The first phone call, from an elected official, came in 45 minutes before last week’s McKees Rocks Borough Council meeting. I was busy with another meeting and didn’t take the call.
Not long into the council meeting, while I was still in my own meeting (a five-couple marriage enhancement meeting that’s been going on for months), the text messages started.
Allegheny County Housing Authority had conceded to not rebuild both Uansa Village and Hays Manor, agreeing to allow the borough to find other uses for the land.
The battle was years long and even longer in the run-up, as succeeding generations of elected officials and invested citizenry and business owners had longed for the day when the town’s primary corridor for development potential would no longer be tethered to low-income housing, which severely limited developer interest.
The Stowe/McKees Rocks area, between ACHA, NGO and Section 8 housing, still has more such housing than any other town per capita in the state of Pennsylvania, but having no concentrated plans abutting the reclaimed brown field of the old P&LE railyard and the town’s Carson Street entrance from the City of Pittsburgh will alleviate many of the risk concerns that made developers wary of investing in redevelopment.
This will also mean the successful Roxian Theater, which routinely hosts national acts and sold-out shows, can likely be joined by some supportive “art district” type restaurant and niche entertainment businesses after years of slogging it out without such cohesive and mutually beneficial commerce nearby.
This moment of hope is great.
It also has no guarantees.
It’s up to leaders to dream big, reach far and hone their sales pitch for big development.

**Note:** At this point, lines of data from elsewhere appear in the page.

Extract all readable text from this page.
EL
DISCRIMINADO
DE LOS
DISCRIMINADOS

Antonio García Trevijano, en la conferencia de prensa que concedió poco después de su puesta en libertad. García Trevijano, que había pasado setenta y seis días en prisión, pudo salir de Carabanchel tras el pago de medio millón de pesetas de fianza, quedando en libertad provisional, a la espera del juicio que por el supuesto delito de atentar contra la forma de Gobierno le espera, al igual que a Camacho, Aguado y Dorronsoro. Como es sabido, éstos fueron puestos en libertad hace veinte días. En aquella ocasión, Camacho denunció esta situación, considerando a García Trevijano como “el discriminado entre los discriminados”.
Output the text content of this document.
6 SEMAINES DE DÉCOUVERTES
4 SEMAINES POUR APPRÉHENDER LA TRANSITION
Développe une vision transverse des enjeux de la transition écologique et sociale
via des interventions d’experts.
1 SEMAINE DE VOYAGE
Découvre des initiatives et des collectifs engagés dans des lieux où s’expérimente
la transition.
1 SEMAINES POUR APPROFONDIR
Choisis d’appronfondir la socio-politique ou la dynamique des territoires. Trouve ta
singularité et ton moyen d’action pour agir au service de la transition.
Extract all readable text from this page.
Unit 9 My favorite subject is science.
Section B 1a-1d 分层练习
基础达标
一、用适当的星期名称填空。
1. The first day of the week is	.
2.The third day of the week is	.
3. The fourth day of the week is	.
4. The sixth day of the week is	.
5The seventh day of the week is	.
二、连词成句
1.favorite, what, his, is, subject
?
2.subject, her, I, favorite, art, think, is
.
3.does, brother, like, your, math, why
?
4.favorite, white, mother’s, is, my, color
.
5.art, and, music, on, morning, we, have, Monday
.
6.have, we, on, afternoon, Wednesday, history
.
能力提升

Now is the time to look upriver to the massive infrastructure work going on ahead of a billion dollar resort-style complex in the construction stage just down from the Rivers Casino, Kamin Science Center and the stadium/ballpark complex on the North Shore.
If that former waste land can birth dreams, this former home of hardworking fabrication, milling and industrial transport can certainly do so as well.
We’re nine miles from the retail heart of Robinson, yet everyone goes there to buy a case of paper or lumber, or to go to a movie.
It’s time to convince developers that folks in Brighton Heights, Bellevue, West End, Sheraden, Ingram and other nearby areas would rather not have a 20-mile round trip for such and would spend their dollars in new retail spaces right here on the best, most easily developed land on the Pittsburgh city line.
It’s not time to buy the “we have to settle for substandard, because we can’t get better” line that has been bandied about during the duration of these conversations around the now vacated rebuilding of low-income plans.
The mere absence of such plans immediately multiplies potential for convincing formerly gun-shy (sometimes quite literally so) developers that a new day has dawned in McKees Rocks, one that will take work, but one that will help lift folks up in our town instead of sentencing them to a perpetual state of mediocrity at best and squalor at our recent history’s worst.
A future can be had where our town can be a destination for folks throughout the Pittsburgh area, taking the proven draw of our celebrated concert venue to a broader, more consistent and supportive reality.
We can be glad an opportunity has opened up.
Now we must make the best of it.
The Rev. James Hogan is a native of Stowe Township and serves as pastor of Faithbridge Community Church. His views do not reflect the views of the West Hills Gazette.